Rowan Shi

I am an Assistant Professor of Economics at Toronto Metropolitan University in Canada.

research interests

International trade, urban/spatial economics, computational methods

contact

E-mail: rowanxshi@torontomu.ca
GitHub: rowanxshi
CV: web or PDF

Research

working papers

Combinatorial discrete choice, with Costas Arkolakis, Fabian Eckert
Revise and Resubmit, American Economic Review

Abstract We introduce a general quantifiable framework to study the location decisions of multinational firms. In the model, firms choose in which locations to pay the fixed costs of setting up production, taking into account potential complementarities among production locations. The firm’s location choice problem is combinatorial because the marginal value of an individual production location depends on its complete set of production sites. We develop a computational method to solve such problems and aggregate optimal decisions across heterogeneous firms. We use our calibrated model to study Brexit and the recent sanctions war with Russia. In both counterfactuals, changes in the location decisions of multinationals are driving real wage responses.

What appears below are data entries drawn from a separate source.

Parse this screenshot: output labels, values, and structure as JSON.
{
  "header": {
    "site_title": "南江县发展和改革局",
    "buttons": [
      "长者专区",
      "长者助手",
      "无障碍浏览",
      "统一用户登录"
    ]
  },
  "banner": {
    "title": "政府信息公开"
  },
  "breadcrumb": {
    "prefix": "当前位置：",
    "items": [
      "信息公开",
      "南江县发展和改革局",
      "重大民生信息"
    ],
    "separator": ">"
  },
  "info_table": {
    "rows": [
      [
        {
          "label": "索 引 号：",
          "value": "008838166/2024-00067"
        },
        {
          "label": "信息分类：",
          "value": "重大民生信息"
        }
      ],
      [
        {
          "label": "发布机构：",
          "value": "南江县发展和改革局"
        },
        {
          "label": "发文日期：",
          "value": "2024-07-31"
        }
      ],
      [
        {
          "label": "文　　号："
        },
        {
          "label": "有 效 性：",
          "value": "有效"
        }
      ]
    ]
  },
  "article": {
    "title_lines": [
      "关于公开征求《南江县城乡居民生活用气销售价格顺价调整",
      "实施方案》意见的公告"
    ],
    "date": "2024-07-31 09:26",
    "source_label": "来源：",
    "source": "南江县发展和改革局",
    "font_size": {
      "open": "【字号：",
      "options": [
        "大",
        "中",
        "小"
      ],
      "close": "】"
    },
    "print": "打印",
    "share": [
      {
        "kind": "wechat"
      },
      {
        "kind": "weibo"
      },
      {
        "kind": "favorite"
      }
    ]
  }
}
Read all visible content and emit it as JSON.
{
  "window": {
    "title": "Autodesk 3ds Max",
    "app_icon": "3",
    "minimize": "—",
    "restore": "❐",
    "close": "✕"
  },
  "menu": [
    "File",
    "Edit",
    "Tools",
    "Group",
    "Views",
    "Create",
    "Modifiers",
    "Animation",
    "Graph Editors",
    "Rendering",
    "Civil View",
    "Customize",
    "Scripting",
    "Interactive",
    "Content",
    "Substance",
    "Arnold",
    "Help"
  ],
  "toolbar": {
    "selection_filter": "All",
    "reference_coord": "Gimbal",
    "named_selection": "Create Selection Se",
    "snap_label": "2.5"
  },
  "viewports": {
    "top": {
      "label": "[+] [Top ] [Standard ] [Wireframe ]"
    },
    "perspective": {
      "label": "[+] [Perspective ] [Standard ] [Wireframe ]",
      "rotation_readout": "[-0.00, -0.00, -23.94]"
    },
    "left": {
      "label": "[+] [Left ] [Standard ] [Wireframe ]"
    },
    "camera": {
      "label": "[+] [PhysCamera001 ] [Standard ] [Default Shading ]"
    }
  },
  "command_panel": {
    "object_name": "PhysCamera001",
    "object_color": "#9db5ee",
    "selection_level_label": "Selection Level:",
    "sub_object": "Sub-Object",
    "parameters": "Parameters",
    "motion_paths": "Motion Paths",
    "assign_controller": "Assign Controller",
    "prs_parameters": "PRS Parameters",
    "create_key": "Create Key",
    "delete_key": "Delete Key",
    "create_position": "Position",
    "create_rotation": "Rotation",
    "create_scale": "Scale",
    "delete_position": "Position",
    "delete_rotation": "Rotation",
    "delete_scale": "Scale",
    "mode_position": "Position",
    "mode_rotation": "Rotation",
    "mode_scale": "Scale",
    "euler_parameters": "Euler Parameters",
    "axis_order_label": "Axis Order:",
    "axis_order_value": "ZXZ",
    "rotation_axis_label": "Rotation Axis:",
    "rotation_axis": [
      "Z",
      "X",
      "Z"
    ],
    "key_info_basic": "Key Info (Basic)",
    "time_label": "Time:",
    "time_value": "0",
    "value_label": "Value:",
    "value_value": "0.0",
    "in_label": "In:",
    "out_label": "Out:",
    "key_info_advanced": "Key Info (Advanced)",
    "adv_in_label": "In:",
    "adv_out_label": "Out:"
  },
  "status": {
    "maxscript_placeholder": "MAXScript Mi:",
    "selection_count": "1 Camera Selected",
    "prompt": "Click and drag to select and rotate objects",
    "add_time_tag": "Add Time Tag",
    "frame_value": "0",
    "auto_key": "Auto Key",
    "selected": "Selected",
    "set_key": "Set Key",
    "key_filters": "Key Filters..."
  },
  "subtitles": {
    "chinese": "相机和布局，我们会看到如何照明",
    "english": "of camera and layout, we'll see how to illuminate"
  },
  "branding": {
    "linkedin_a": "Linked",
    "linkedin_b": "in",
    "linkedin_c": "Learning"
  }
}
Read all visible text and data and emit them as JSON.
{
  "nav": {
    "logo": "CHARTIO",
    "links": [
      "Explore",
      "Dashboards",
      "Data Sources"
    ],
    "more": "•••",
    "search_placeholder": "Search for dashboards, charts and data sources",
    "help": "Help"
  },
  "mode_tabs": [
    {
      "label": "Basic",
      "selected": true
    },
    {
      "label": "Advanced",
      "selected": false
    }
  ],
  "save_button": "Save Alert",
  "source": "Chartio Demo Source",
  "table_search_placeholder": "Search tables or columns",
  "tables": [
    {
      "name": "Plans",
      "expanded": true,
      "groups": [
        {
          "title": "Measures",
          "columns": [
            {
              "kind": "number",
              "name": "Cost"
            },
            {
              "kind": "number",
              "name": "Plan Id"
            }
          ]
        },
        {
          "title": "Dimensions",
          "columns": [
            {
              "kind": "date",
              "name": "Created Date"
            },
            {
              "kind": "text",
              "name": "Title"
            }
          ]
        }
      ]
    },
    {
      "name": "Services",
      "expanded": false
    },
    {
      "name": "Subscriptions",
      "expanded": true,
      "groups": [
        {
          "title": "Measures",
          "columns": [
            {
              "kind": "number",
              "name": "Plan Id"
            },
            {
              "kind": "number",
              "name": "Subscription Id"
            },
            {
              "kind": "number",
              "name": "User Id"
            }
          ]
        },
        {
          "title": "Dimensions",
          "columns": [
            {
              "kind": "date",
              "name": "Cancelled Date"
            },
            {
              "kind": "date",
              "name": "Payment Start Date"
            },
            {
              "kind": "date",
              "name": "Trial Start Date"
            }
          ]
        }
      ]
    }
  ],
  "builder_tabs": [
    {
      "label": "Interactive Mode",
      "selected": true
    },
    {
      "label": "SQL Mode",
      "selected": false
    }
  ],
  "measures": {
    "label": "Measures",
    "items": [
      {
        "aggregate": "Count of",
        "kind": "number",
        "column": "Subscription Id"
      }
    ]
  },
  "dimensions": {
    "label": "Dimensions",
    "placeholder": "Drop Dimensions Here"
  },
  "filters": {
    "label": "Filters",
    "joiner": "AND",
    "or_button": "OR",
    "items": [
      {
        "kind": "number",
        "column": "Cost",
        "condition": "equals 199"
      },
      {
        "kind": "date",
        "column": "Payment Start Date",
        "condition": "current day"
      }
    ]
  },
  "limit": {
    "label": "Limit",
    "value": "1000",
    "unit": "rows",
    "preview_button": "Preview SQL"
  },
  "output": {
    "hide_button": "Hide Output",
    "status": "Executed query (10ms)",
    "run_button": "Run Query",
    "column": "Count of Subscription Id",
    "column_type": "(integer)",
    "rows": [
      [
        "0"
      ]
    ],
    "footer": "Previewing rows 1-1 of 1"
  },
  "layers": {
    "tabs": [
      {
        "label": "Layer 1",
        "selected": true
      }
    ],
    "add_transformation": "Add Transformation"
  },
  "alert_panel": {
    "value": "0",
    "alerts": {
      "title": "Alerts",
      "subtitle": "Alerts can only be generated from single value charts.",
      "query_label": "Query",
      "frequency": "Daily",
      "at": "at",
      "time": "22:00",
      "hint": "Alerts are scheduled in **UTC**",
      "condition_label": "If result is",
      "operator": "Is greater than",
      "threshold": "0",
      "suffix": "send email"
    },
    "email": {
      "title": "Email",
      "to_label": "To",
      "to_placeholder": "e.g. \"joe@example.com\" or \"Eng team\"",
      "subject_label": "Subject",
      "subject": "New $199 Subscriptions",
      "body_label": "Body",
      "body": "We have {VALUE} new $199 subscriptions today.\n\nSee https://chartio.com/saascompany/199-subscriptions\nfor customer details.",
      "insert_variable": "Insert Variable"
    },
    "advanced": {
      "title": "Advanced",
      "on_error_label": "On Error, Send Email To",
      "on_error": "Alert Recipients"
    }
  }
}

NBER WP, Julia Package and documentation

Non-traded gains from trade: Evidence from Brazil, with Rafael Parente

Abstract We investigate the impact of trade shocks on the labor allocation within industries at the local labor market level. Using the Brazilian import liberalization of the 1990s as the empirical setting, we uncover a novel margin for impact of trade: industrial reorganization among non-traded producers. We begin by showing empirically that local labor markets more exposed to the policy experienced more job reallocation across firms within traded and non-traded industries compared to those less exposed. Moreover, small establishments were less likely to survive compared to large establishments; among survivors, they were less likely to grow. To explain these empirical regularities, we provide reduced-form evidence that non-traded producers select into importing: plants in high exposure regions were more likely to start importing, with new importers originating from the middle of the size distribution but growing the most over the liberalization period. Motivated by these findings, we develop a parsimonious model of heterogeneous producers incorporating this mechanism. The theory is consistent with the empirical findings, and implies that reallocation among non-traded producers is welfare-enhancing. In contrast, in a special case where all non-traded producers make the same importing decision, this reallocation effect disappears. To evaluate the welfare effects of our findings, we extend the model to a quantifiable framework which we discipline with our empirical estimates.

IMF working paper

Solving combinatorial discrete choice problems in heterogeneous agent models: theory and an application to corporate tax harmonization in the European Union, with Kathleen Hu

Abstract This paper develops a solution method for computing optimal decisions to combinatorial discrete choice problems (CDCPs) in heterogeneous agent settings. With an arbitrary type distribution over any number of differentiated characteristics, it quickly computes the policy function mapping the entire type space to corresponding optimal actions. The binary decisions can display either supermodular or submodular interactions. Problems of this structure arise naturally ineconomic settings, especially in international trade and industrial organization. The proposed algorithm is particularly well suited for estimating or computing general equilibrium models incorporating heterogeneous agents solving CDCPs, including choices on plant locations, input sourcing partners, or export market entry. As an illustration of the algorithm in practice, the paper then turns to evaluating the effects of a counterfactual policy equalizing corporate tax rates across the European Union using a quantitative general equilibrium model where heterogeneous firms optimally select a set of countries in which to operate affiliates.

works in progress

Place-based policy for national welfare, with Paula Donaldson, Fabian Trottner

Abstract We provide a novel rationale for national place-based policies based on imperfect competition in local labor markets, and analyze its implications for the spatial welfare effects of such policies. To do so, we develop a multi-region model where heterogeneous market power among firms in both labor and product markets distorts the allocations of resources within and across regions. Industrial productivities and their elasticity to regional density differ endogenously across regions, hinging on how efficiently each region's labor market allocates workers across firms. Solving the planner's problem, we show that place-based industrial policy can improve efficiency, and assess when and how efficiency-based policy interventions change the spatial distribution of living standards. To quantify the importance of our theoretical results, we study the effects on reallocation and welfare across space of place-based policies aimed at eliminating disparities between Western and Eastern Germany.